Keinen Moment würde man sich wundern, holte sie eine Rasierklinge hervor, um sich selbst zu verletzen. Lulu als Borderline-Persönlichkeit, die keine Grenze zwischen ihrem Ich und den anderen kennt. Der Regisseur Stephan Kimmig stellt diese ungewöhnliche Lulu, ob sie nun Eva, Mignon, Katja oder Daisy heißt, auf eine grell helle Bühne (Martin Zehetgruber); ein White Cube, vor dessen weißen Wänden sich die Konturen von Wedekinds Monster deutlich abheben. Zu Anfang bleibt als Spielfläche nur ein schmaler Laufsteg, der sich später vergrößert, wohl auch um Lulus zunehmende Verlorenheit zu bebildern.

Zu Beginn der einzelnen Aufzüge werden der Ort, Lulus jeweiliges Alter und ihr jeweiliger Vorname eingeblendet, dazu erklingt traumverlorenes Glockenspiel. Dieser dokumentarische Zugriff fügt sich gut in Kimmigs requisitenarme und unterkühlt nüchterne Inszenierung, deren Pathos sich im wunderschönen Song „My Body is a Cage“ verspielt.

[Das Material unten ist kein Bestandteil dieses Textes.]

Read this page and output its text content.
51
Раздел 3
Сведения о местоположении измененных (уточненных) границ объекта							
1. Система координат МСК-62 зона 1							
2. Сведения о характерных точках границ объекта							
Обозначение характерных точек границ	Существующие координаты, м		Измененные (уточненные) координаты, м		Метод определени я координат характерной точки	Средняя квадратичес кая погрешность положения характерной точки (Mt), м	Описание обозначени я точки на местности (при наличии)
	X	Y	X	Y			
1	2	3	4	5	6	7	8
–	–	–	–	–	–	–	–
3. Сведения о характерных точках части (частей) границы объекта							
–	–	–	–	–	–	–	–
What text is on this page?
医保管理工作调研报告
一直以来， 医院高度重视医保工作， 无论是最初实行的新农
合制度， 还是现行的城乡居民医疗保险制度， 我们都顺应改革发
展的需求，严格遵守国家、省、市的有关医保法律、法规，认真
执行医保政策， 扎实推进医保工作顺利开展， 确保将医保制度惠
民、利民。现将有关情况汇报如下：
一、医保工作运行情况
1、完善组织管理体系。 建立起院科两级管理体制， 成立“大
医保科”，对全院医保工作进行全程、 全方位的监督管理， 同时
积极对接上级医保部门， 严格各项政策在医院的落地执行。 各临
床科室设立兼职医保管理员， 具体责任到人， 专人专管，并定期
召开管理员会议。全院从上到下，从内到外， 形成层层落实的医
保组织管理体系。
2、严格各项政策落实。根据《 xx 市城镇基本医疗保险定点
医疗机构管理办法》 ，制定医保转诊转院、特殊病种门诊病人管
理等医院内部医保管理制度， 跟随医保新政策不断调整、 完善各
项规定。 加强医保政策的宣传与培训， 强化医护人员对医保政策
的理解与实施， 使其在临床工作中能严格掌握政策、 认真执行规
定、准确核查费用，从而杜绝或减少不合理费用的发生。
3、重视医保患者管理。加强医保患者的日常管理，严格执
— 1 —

Als hübsche Lachnummern erweisen sich die vielen Männer des Abends, beinahe ausnahmslos kleine Wichte, die es nötig haben. Ob Dr. Goll (Roland S. Blezinger), der Maler Schwarz (Michael Goldberg), Schöning (Till Weinheimer), sein Sohn Alwa (Andreas Uhse), Lulus Möchtegernvater Schigolch (Michael Benthin), der Zuhälter Casti-Piani (Joachim Nimtz) oder Lulus Laufkundschaft. Zu ihnen gesellt sich noch die tragisch aufragende Lesbierin Gräfin von Geschwitz (Constanze Becker). Sie alle benutzen Lulu für ihr Spiel des Lebens.

Kimmig stützt sich in seiner Inszenierung auf die 1988 von Peter Zadek uraufgeführte Urfassung der „Büchse der Pandora“. Zweieinhalb Stunden nimmt er sich Zeit, um die Stationen eines Mädchenlebens abzuschreiten. Das macht er unterhaltsam und mit Gespür für die Pointen des Textes. Herzergreifend wird es erst zum Schluss, nicht nur weil sich dann ein Leichenberg aus verstümmelten Schaufensterpuppen auf der Bühne türmt. Ein verstörendes, aber auch effekthascherisches Bild, in das man alles und nichts hineindeuten kann. Die Gräfin legt sich einfach dazu, während Lulu auf den smarten Jack (Torben Kessler) trifft. Gemeinsam schreiten sie, sich anrührend auf Englisch unterhaltend, zur Bühnenrampe. Lulu will nur eins: diese Nacht nicht allein verbringen. Eine Menschenkennerin war sie nie, eine Männerkennerin schon gar nicht. Und so liefert sie sich Jack the Ripper regelrecht ans Messer. Am Ende liegt sie blutüberströmt auf der Bühne und ist genau das, was sie goldüberhäuft zu Anfang auch schon war: ein sagenhaftes Opfer.